I thank god everyday that my father was a Jameson man. I've been drinking the stuff since I was 19. Bushmills too. Luckily my the father of my childhood friend was from Galway, and introduced Tullimore Dew, dubbed a 'light whisky'. Maybe it was, but three fingers of that stuff would clear your sinuses, sweep out your arteries and give your stomach a nice warm sensation. 'Sure, I'll take a finger,' said Mr. O'Neill on several occasions.

And because I drank whisky, I learned to drink. One night me and the young O'Neill unscrewed a fare bottle of Tullimore, threw away the cap, and spoke of the things young men speak of till the bottle was thrown out. You know what I did then? I drove home stone cold sober, that's what. You know why? Because I could hold my liquor, that's why. At my bachelor party six of us, (Young O'Neill, Carlos, Paul, John, Mike)  ran up a $400 dollar bar tab. I've left off the last names as these are respectable men with careers, wives (or boyfriends madre di dios) and kids to think about.

At my epic 27th birthday party, the young O'Neill and I started at about 11 AM and ended at about 4...AM. I kid you not. The next day was the greatest walk of shame ever, as I brought two cases of beer worth of empties and two bottles of whisky to the recycling bin. Then we went to lunch.

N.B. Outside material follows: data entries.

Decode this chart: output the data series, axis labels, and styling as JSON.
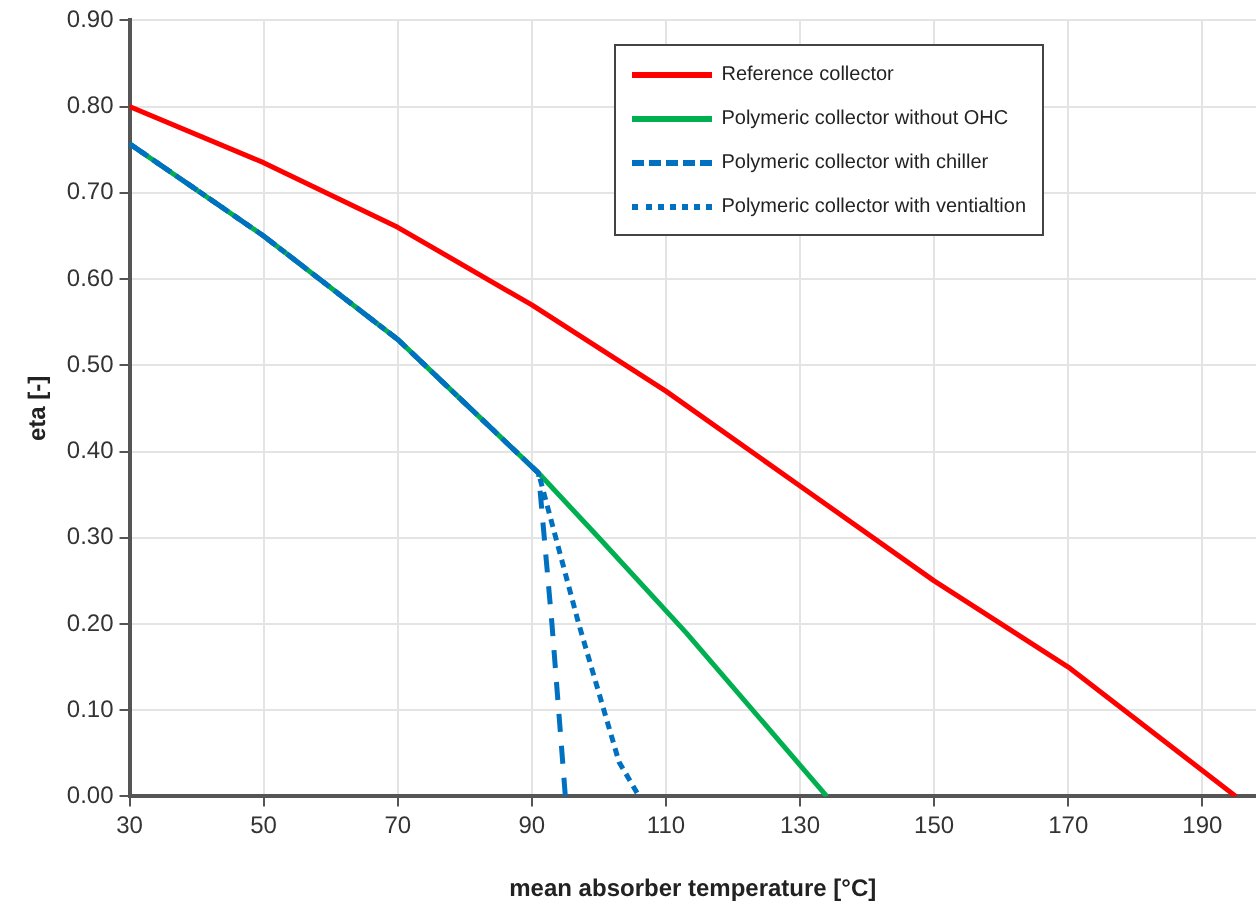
{
  "chart_data": {
    "type": "line",
    "xlabel": "mean absorber temperature [°C]",
    "ylabel": "eta [-]",
    "xlim": [
      30,
      198
    ],
    "xticks": [
      30,
      50,
      70,
      90,
      110,
      130,
      150,
      170,
      190
    ],
    "ylim": [
      0,
      0.9
    ],
    "yticks": [
      {
        "value": 0,
        "label": "0.00"
      },
      {
        "value": 0.1,
        "label": "0.10"
      },
      {
        "value": 0.2,
        "label": "0.20"
      },
      {
        "value": 0.3,
        "label": "0.30"
      },
      {
        "value": 0.4,
        "label": "0.40"
      },
      {
        "value": 0.5,
        "label": "0.50"
      },
      {
        "value": 0.6,
        "label": "0.60"
      },
      {
        "value": 0.7,
        "label": "0.70"
      },
      {
        "value": 0.8,
        "label": "0.80"
      },
      {
        "value": 0.9,
        "label": "0.90"
      }
    ],
    "grid": true,
    "legend": "top right",
    "marker": "none",
    "series": [
      {
        "name": "Reference collector",
        "color": "#ff0000",
        "line_style": "solid",
        "x": [
          30,
          50,
          70,
          90,
          110,
          130,
          150,
          170,
          195
        ],
        "values": [
          0.8,
          0.735,
          0.66,
          0.57,
          0.47,
          0.36,
          0.25,
          0.15,
          0
        ]
      },
      {
        "name": "Polymeric collector without OHC",
        "color": "#00b050",
        "line_style": "solid",
        "x": [
          30,
          50,
          70,
          91,
          100,
          113,
          134
        ],
        "values": [
          0.757,
          0.65,
          0.53,
          0.375,
          0.3,
          0.19,
          0
        ]
      },
      {
        "name": "Polymeric collector with chiller",
        "color": "#0070c0",
        "line_style": "dashed",
        "x": [
          30,
          50,
          70,
          91,
          93,
          95
        ],
        "values": [
          0.757,
          0.65,
          0.53,
          0.375,
          0.2,
          0
        ]
      },
      {
        "name": "Polymeric collector with ventialtion",
        "color": "#0070c0",
        "line_style": "dotted",
        "x": [
          30,
          50,
          70,
          91,
          97,
          103,
          106
        ],
        "values": [
          0.757,
          0.65,
          0.53,
          0.375,
          0.2,
          0.04,
          0
        ]
      }
    ]
  }
}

One pours a couple of whisky's on a Sunday afternoon in the backyard Adirondacks with an old friend, or after the news of a great tragedy ( I had one when I thought Algore won the election), or in celebration of a birth. When my daughter's boyfriend asks for her hand, it will be done in my study, over a couple of glasses of Tullimore.

And you never get stupid about it.

Christ almighty, man, I used to drink the stuff neat, just to prove I could. Whisky is a man's drink, its not supposed to be light and flavored. You want that, go drink an appletini, colon poker.